Air Pollution: A Pandemic in Slow Motion


Courtesy of National Geographic

Air pollution kills 7 million people each year and is often overlooked as a cause of death.

Tiana Salisbury, Photojournalist

Air pollution is continuing to get worse as time goes on. Many sources cause air pollution, but it is mostly caused by the burning of fossil fuels in order to power vehicles and facilities. As the world’s population continues to rise, more energy is used, which results in more air pollution. This is especially true in populated areas such as India. Air pollution is harming humans’ health and is, as Jyoti Pande Lavakare describes it, “a pandemic in slow motion.”

The World Health Organization (WHO) states that seven million people die from air pollution each year. Their studies show that nine out of ten people breathe air that exceeds their air quality guidelines, which means that a majority of the world’s population is affected by air pollution. Piper Guyton (10) says that she was “surprised that so many people are breathing unhealthy air.” The WHO also states that air pollution leads to several severe health conditions including pneumonia, bronchitis, heart disease, and lung cancer. 

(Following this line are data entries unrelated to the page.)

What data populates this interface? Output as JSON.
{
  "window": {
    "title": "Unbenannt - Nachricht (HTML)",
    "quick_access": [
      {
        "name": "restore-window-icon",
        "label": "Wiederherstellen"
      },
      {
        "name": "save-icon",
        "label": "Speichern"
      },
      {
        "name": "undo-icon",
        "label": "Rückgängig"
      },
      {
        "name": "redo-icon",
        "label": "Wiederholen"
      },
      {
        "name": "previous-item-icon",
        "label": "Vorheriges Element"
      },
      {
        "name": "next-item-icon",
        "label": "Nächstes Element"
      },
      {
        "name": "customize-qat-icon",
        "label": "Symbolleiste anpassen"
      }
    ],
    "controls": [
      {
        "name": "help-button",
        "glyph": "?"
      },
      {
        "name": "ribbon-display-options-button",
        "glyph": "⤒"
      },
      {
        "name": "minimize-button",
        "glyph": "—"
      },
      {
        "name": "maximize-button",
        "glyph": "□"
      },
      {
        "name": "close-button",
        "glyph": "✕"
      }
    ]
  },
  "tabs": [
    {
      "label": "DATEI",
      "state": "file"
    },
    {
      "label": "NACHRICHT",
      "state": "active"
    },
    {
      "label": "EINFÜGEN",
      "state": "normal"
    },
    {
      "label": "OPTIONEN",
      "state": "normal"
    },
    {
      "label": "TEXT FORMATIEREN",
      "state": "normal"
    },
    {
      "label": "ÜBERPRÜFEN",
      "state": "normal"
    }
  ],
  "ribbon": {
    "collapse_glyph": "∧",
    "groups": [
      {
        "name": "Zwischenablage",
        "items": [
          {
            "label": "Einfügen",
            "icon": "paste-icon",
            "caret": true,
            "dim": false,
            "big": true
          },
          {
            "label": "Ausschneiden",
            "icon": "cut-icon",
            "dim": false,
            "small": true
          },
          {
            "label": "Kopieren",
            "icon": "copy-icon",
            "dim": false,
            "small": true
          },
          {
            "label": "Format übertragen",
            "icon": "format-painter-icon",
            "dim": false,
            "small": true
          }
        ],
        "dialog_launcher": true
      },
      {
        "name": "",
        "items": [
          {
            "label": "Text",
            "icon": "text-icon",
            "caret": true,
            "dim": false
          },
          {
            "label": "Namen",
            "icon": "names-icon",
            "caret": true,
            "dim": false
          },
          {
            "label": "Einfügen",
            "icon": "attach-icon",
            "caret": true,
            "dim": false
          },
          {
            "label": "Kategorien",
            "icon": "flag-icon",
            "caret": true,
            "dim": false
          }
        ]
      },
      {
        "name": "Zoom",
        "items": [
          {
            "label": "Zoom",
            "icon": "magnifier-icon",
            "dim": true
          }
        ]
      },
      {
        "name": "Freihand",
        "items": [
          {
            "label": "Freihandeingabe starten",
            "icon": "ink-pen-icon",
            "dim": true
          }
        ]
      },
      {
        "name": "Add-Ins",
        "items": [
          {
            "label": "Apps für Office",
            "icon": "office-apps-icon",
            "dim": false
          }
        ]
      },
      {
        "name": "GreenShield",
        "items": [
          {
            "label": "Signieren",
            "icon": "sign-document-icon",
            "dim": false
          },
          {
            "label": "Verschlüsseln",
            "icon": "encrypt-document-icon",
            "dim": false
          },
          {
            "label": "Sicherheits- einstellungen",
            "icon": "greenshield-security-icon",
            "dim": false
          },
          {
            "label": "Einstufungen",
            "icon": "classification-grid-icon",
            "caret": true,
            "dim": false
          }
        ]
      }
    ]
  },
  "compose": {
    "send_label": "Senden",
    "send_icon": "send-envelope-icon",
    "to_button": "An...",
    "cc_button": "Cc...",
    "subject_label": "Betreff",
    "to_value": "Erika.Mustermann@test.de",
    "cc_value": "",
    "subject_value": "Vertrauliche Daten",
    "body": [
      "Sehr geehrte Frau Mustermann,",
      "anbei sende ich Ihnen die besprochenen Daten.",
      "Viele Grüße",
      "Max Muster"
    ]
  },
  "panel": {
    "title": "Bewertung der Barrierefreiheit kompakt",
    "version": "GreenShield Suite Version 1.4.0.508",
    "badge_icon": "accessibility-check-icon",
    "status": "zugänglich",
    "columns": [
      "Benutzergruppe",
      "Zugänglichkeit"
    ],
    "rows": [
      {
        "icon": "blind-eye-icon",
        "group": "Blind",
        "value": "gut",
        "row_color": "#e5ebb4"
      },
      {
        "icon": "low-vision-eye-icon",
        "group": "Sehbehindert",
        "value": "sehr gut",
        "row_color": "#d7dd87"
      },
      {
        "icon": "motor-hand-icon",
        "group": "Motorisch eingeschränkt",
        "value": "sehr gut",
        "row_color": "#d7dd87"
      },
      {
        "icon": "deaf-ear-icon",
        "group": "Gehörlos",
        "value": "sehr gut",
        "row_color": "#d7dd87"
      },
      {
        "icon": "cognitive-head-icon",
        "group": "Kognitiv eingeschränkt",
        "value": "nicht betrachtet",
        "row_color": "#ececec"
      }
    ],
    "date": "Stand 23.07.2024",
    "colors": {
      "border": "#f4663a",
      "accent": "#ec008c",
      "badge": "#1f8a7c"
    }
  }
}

On April 17, 2021, John Hopkins University officially announced that three million people had died from COVID-19 worldwide. Although COVID-19 has killed less than half as many people as the WHO predicts to be killed from air pollution each year, deaths from COVID-19 are much more widely recognized today. Air pollution is usually not recognized as a significant factor that causes deaths since its effects on health are not immediately obvious, making them easily overlooked. In fact, air pollution is not listed as the cause of death on death certificates. However, air pollution will continue to harm humans whether we notice it or not. The US National Library of Medicine states that people who live in areas where air pollution is high are more vulnerable to the virus. Air pollution weakens people’s immune systems and lungs, so people with COVID-19 will be more susceptible to have worse symptoms if they live in heavily polluted areas.

People can do many things to reduce air pollution in the areas where they live and in places around the world. Simple individual actions such as walking instead of driving, turning off lights when not in a room, and recycling can help reduce air pollution. Even though people may think that what they do will not have any significant effect on reducing pollution, their efforts to do so can inspire others to take the same actions, which can lead to a safer, cleaner, and less polluted world.